# Todays Pickens



## Drm50 (Dec 26, 2014)

Went to Rienersville in the rain this AM. Rain quit before I got down there. I couldn’t believe it, never saw so many people there. Guns out the kazoo. Prices out of this world. I got in several deals. I went down with 4
and came home with 2 and folding money. Got a Walther 22 as boot on a deal and bought a little bird head 32rf off an old guy in crowd. I didn’t take long guns, didn’t want to carry them around in the mud.








Im not going back tomarrow. I had mud behind my ears. Those idiots shopping out of their 4x4s had it churned into soup. I saw a woman slip in mud and her feet went clear over her head. A 4w truck with Utility trailer full of junk was buried right to frame. The grand kicker on the way home down around Sarahsville, came around a turn and almost took a Amishmen in the Butt. Have you ever seen a horse & buggy pulling a boat trailer?


----------



## fastwater (Apr 1, 2014)

Seems today's entertainment was a lot more productive than the wares that were for sale.


----------



## Kenlow1 (Jul 14, 2012)

That is the craziest thing I have ever heard of Dan! Is that even legal?


----------



## c. j. stone (Sep 24, 2006)

Drm50 said:


> Went to Rienersville in the rain this AM. Rain quit before I got down there. I couldn’t believe it, never saw so many people there. Guns out the kazoo. Prices out of this world. I got in several deals. I went down with 4
> and came home with 2 and folding money. Got a Walther 22 as boot on a deal and bought a little bird head 32rf off an old guy in crowd. I didn’t take long guns, didn’t want to carry them around in the mud.
> View attachment 489150
> 
> Im not going back tomarrow. I had mud behind my ears. Those idiots shopping out of their 4x4s had it churned into soup. I saw a woman slip in mud and her feet went clear over her head. A 4w truck with Utility trailer full of junk was buried right to frame. The grand kicker on the way home down around Sarahsville, came around a turn and almost took a Amishmen in the Butt. Have you ever seen a horse & buggy pulling a boat trailer?


 Last question, Yes!


----------



## Drm50 (Dec 26, 2014)

Kenlow1 said:


> That is the craziest thing I have ever heard of Dan! Is that even legal?

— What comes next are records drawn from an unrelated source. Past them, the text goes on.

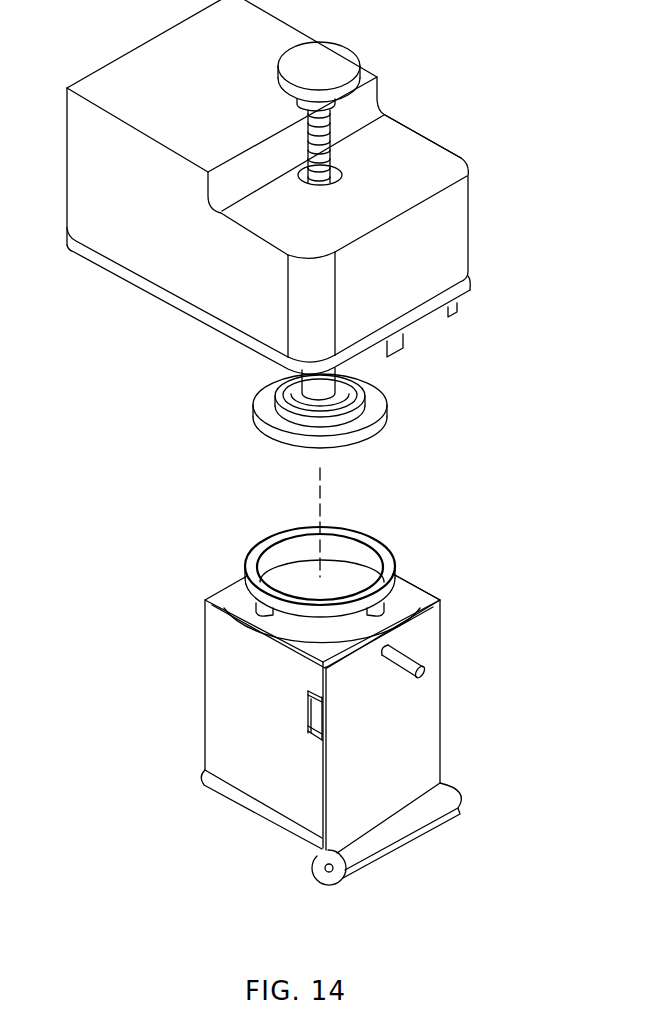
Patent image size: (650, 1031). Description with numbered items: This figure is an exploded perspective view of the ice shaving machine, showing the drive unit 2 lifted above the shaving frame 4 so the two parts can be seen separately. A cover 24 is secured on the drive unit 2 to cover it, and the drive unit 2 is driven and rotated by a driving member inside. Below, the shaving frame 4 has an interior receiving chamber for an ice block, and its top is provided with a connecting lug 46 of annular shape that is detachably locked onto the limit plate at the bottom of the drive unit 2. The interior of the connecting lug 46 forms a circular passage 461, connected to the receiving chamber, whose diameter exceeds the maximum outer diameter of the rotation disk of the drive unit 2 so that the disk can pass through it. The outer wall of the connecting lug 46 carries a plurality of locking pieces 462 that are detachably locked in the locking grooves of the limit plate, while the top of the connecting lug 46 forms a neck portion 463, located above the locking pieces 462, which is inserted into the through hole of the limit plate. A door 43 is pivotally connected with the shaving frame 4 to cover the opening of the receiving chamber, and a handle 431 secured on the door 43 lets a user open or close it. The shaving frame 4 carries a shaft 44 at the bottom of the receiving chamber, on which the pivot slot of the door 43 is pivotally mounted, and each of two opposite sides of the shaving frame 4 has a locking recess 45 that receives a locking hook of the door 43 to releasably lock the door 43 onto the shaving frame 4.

The drive unit 2 is at (183, 305).
The cover 24 is at (103, 233).
The shaving frame 4 is at (212, 728).
The door 43 is at (430, 705).
The handle 431 is at (425, 676).
The shaft 44 is at (408, 830).
The locking recess 45 is at (308, 723).
The connecting lug 46 is at (247, 598).
The passage 461 is at (343, 580).
The locking pieces 462 is at (260, 616).
The neck portion 463 is at (393, 590).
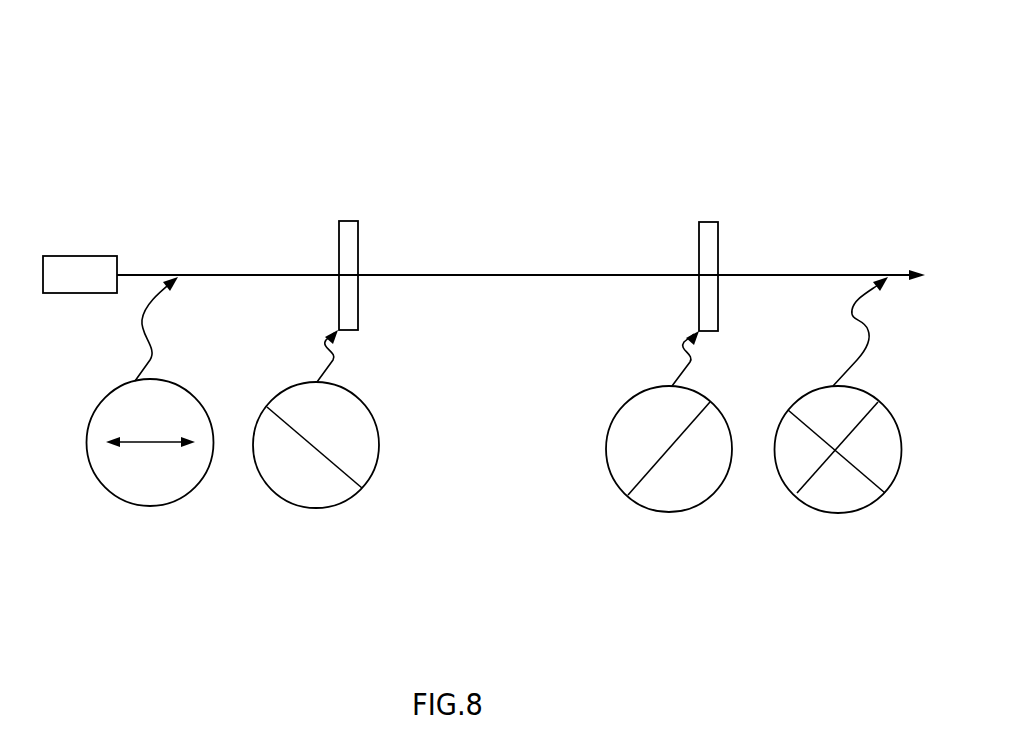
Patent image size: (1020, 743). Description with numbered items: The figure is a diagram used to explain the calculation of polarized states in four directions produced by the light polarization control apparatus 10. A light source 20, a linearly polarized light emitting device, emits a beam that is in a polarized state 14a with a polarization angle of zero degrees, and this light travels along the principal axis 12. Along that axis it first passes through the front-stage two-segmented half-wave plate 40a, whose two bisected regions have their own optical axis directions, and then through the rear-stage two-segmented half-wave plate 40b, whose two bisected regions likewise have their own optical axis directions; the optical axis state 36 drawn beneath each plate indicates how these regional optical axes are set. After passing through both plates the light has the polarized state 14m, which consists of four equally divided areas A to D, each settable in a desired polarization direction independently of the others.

The light polarization control apparatus 10 is at (491, 107).
The principal axis 12 is at (220, 275).
The light source 20 is at (90, 256).
The front-stage two-segmented half-wave plate 40a is at (355, 222).
The rear-stage two-segmented half-wave plate 40b is at (715, 222).
The polarized state 14a is at (148, 506).
The optical axis state 36 is at (326, 508).
The polarized state 14m is at (847, 513).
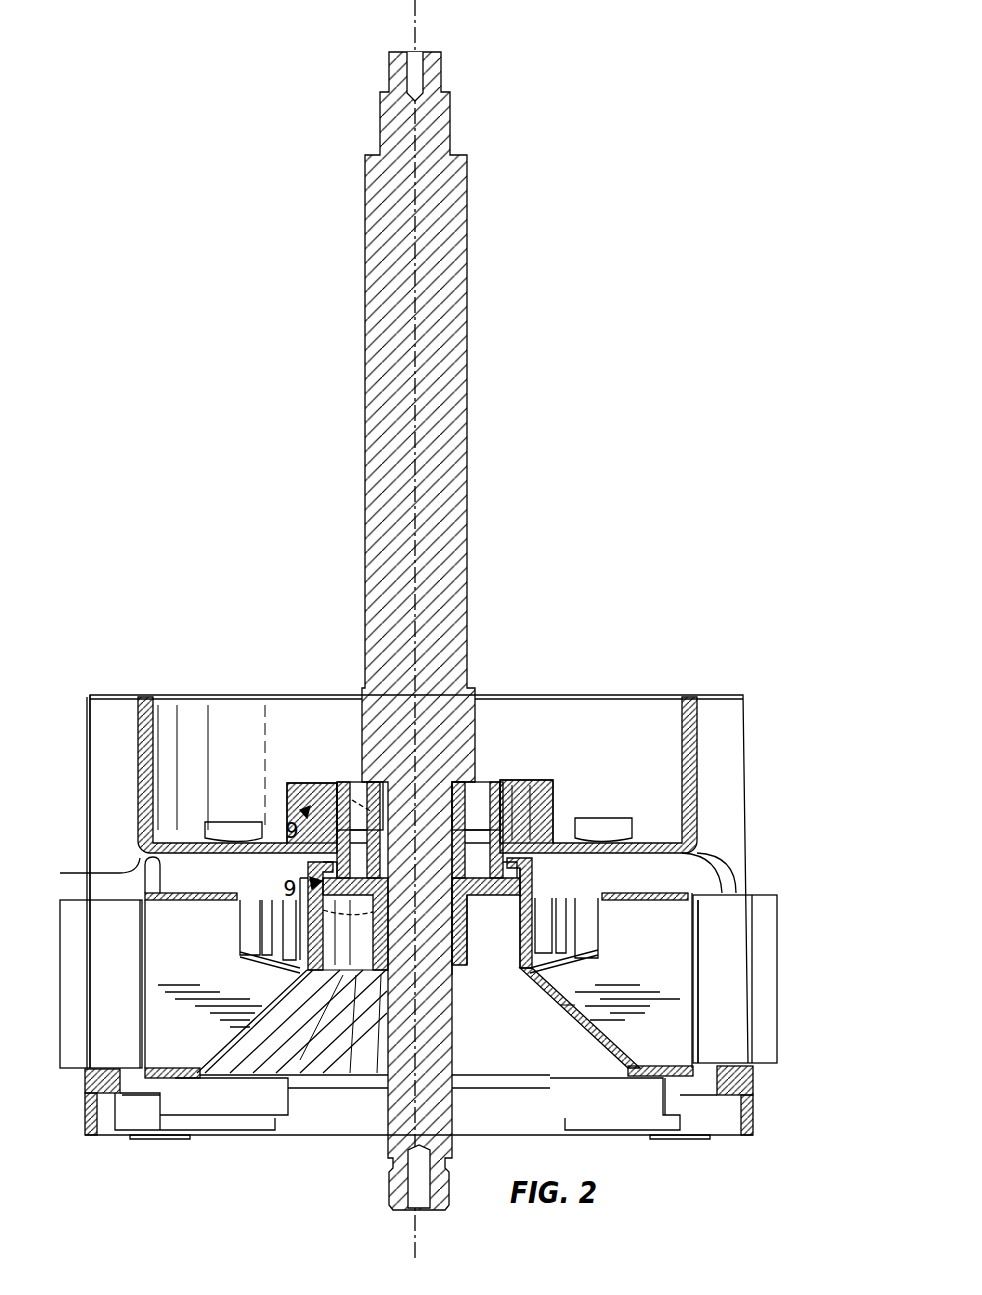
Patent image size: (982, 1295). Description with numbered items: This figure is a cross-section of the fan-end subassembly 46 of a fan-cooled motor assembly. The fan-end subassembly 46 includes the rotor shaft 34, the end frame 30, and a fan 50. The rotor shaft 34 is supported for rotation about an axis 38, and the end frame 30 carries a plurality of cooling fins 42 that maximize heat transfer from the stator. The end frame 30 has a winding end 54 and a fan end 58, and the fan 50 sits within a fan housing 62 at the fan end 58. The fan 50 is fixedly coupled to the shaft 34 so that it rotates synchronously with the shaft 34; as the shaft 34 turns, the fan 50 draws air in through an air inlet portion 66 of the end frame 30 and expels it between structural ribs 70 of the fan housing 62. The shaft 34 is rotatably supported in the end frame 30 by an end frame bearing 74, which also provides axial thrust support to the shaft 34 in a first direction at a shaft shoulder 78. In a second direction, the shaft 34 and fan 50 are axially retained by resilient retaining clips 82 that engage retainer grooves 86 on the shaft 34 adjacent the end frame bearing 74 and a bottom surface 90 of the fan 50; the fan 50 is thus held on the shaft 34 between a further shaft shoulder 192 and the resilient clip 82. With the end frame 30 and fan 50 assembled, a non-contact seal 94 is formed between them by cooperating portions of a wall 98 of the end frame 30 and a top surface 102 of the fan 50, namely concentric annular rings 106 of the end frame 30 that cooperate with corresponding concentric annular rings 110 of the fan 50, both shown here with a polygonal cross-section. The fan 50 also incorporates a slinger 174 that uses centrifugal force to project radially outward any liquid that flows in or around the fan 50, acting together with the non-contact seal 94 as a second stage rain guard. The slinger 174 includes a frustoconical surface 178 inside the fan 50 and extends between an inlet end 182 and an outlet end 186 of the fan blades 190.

The end frame 30 is at (720, 746).
The rotor shaft 34 is at (445, 232).
The axis 38 is at (412, 24).
The cooling fins 42 is at (762, 985).
The fan-end subassembly 46 is at (645, 227).
The fan 50 is at (667, 940).
The winding end 54 is at (702, 693).
The fan end 58 is at (736, 1138).
The fan housing 62 is at (634, 872).
The air inlet portion 66 is at (95, 878).
The structural ribs 70 is at (722, 1025).
The end frame bearing 74 is at (505, 785).
The shaft shoulder 78 is at (350, 780).
The resilient retaining clips 82 is at (495, 795).
The retainer grooves 86 is at (430, 800).
The bottom surface 90 is at (366, 1000).
The non-contact seal 94 is at (330, 880).
The wall 98 is at (290, 857).
The top surface 102 is at (305, 800).
The concentric annular rings 106 is at (515, 830).
The concentric annular rings 110 is at (352, 830).
The slinger 174 is at (560, 1005).
The frustoconical surface 178 is at (580, 1015).
The inlet end 182 is at (565, 918).
The outlet end 186 is at (700, 948).
The fan blades 190 is at (640, 1054).
The shaft shoulder 192 is at (466, 955).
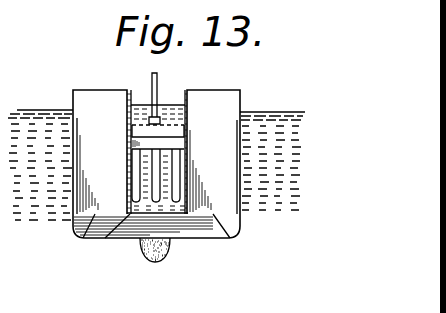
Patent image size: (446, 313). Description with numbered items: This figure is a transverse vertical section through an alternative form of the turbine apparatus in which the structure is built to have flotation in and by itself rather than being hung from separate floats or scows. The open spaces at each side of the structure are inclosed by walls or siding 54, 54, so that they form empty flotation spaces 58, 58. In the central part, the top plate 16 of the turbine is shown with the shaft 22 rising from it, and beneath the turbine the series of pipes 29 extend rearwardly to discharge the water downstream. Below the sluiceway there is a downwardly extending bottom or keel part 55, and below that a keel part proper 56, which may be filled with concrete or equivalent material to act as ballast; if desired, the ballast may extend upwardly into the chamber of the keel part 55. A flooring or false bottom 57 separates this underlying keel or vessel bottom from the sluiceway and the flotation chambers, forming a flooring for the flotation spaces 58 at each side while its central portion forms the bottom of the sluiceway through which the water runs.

The top plate 16 is at (172, 125).
The shaft 22 is at (152, 78).
The pipes 29 is at (155, 172).
The walls or siding 54 is at (240, 153).
The bottom or keel part 55 is at (192, 230).
The keel part proper 56 is at (150, 252).
The flooring or false bottom 57 is at (242, 253).
The flotation spaces 58 is at (156, 152).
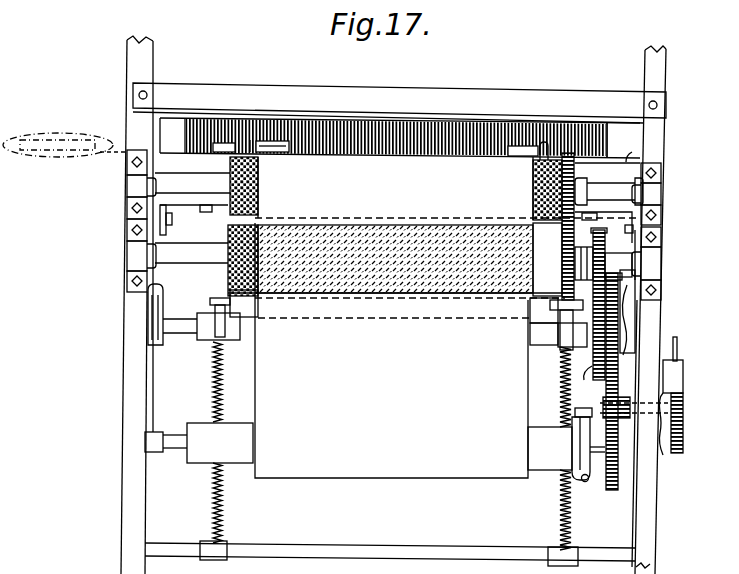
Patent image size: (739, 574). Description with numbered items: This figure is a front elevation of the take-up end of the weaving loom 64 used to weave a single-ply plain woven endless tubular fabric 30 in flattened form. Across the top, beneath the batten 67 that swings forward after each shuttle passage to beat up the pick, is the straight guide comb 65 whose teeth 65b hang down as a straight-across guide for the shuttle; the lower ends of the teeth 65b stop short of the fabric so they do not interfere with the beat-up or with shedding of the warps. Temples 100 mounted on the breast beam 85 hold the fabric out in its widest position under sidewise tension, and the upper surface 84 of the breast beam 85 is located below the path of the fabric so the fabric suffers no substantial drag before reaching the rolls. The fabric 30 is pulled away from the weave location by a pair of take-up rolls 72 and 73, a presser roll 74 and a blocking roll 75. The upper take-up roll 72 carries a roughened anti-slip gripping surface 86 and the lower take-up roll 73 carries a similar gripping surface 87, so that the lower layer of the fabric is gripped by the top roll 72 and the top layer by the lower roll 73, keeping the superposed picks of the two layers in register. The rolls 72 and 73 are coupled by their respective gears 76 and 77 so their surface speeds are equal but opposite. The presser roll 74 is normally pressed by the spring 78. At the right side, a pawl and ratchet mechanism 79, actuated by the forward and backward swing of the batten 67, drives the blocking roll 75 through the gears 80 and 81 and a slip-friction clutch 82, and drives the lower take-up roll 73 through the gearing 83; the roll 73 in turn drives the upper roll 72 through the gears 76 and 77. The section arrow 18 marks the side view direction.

The section line for Fig. 18 is at (177, 71).
The woven tubular fabric 30 is at (385, 478).
The weaving loom 64 is at (621, 150).
The guide comb 65 is at (183, 128).
The teeth 65b is at (277, 132).
The batten 67 is at (413, 91).
The take-up roll 72 is at (230, 166).
The take-up roll 73 is at (228, 236).
The presser roll 74 is at (387, 322).
The blocking roll 75 is at (244, 465).
The gear 76 is at (566, 150).
The gear 77 is at (575, 232).
The spring 78 is at (213, 500).
The pawl and ratchet mechanism 79 is at (686, 388).
The gear 80 is at (623, 452).
The gear 81 is at (610, 492).
The slip-friction clutch 82 is at (583, 484).
The gearing 83 is at (607, 385).
The upper surface of the breast beam 84 is at (630, 157).
The breast beam 85 is at (625, 172).
The gripping surface 86 is at (545, 188).
The gripping surface 87 is at (437, 248).
The temples 100 is at (297, 135).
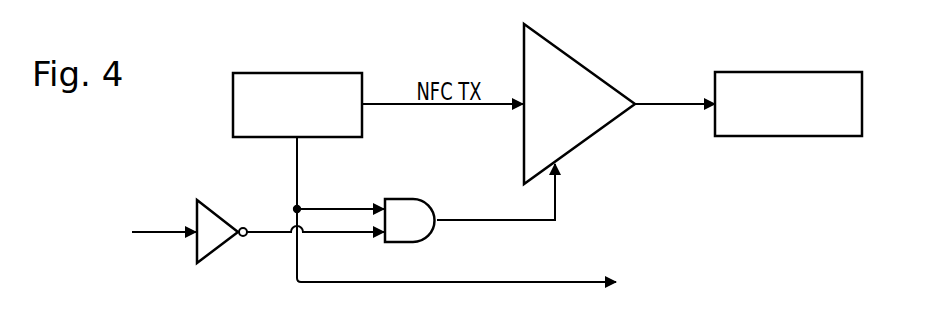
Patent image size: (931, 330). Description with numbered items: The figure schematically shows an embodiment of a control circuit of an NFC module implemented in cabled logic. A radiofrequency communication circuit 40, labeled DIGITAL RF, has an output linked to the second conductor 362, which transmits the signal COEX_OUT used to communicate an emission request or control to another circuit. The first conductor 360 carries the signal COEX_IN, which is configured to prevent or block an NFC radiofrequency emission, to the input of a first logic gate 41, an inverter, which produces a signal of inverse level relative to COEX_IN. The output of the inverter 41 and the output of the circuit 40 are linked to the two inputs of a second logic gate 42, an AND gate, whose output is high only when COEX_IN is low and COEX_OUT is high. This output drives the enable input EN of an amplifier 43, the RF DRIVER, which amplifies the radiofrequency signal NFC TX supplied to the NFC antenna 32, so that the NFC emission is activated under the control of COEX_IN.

The radiofrequency communication circuit 40 is at (287, 72).
The first logic gate 41 is at (222, 215).
The second logic gate 42 is at (404, 198).
The amplifier 43 is at (579, 62).
The NFC antenna 32 is at (789, 72).
The first conductor 360 is at (157, 236).
The second conductor 362 is at (497, 282).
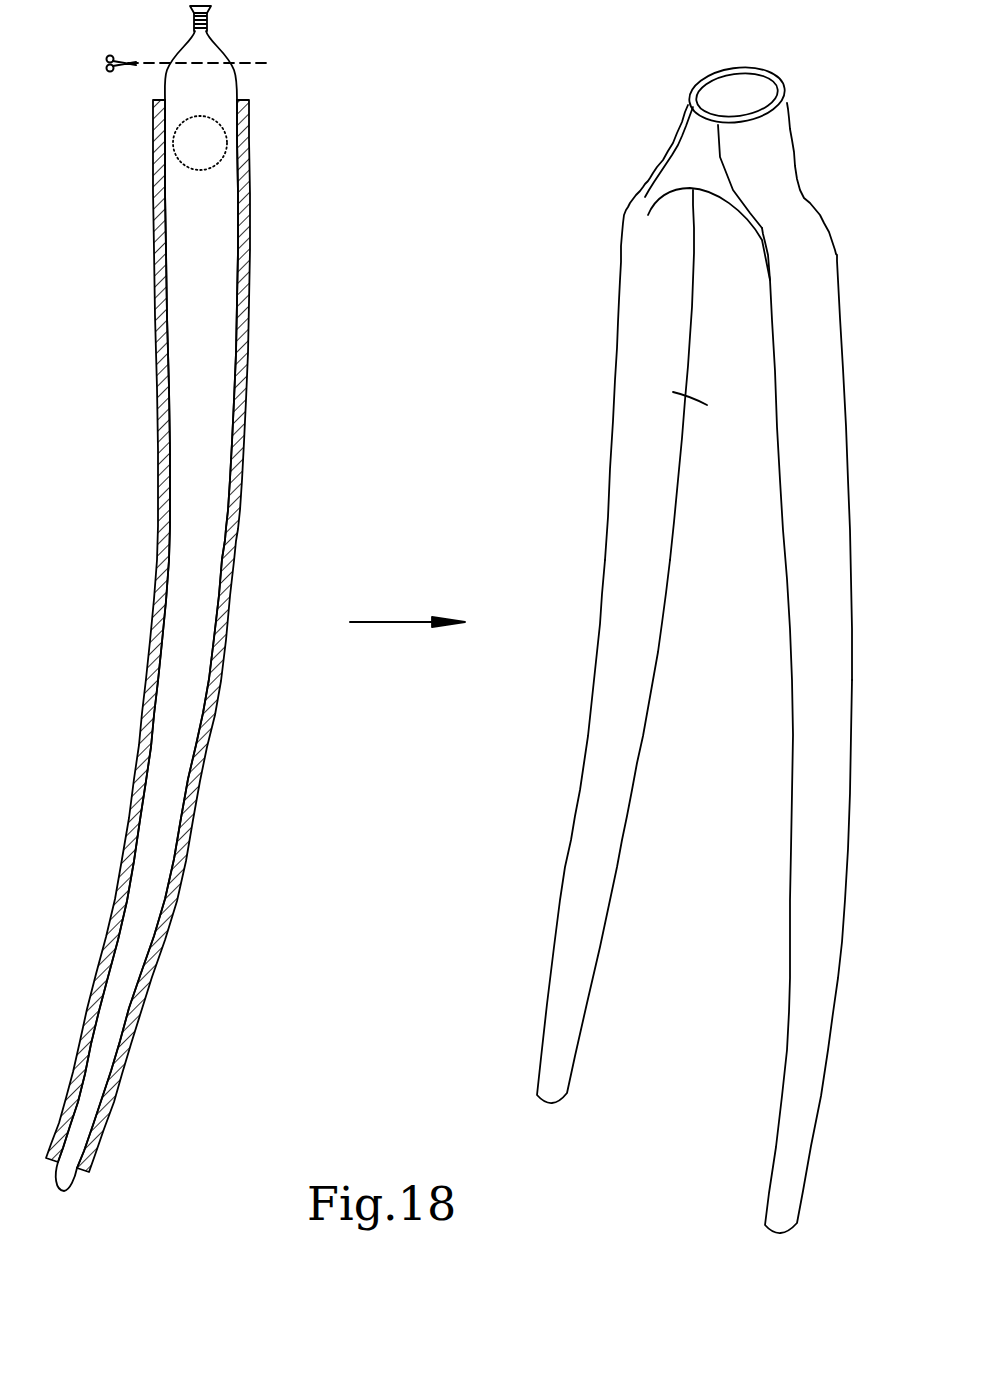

Amish get away with a lot of stuff. Law doesn’t want the hassle or optics of arresting them for minor infractions. People here don’t have much use for them. We got more than our share when Amish sold out up north and came down here and bought property in 80s when economy crashed in this area. 
They are the closest thing I can think of to locust. I’ve had a few run ins with them over logging and unpaid bills.


----------



## Muddy (May 7, 2017)

A plastic pistol in a DRM 50 post? What’s the world coming to?


----------



## Moo Juice (Jan 20, 2021)

Muddy said:


> A plastic pistol in a DRM 50 post? What’s the world coming to?


Plus, he's talking about a plague of locust. The end is near my friends.


----------



## Drm50 (Dec 26, 2014)

I would have to say I’ve probably never done so bad anywhere to date. You can’t win them all. At least I’ll break even.


----------



## BIGDADDYDB (Jul 1, 2006)

Hit me up if you’re near c-town and want to sell that p-22


----------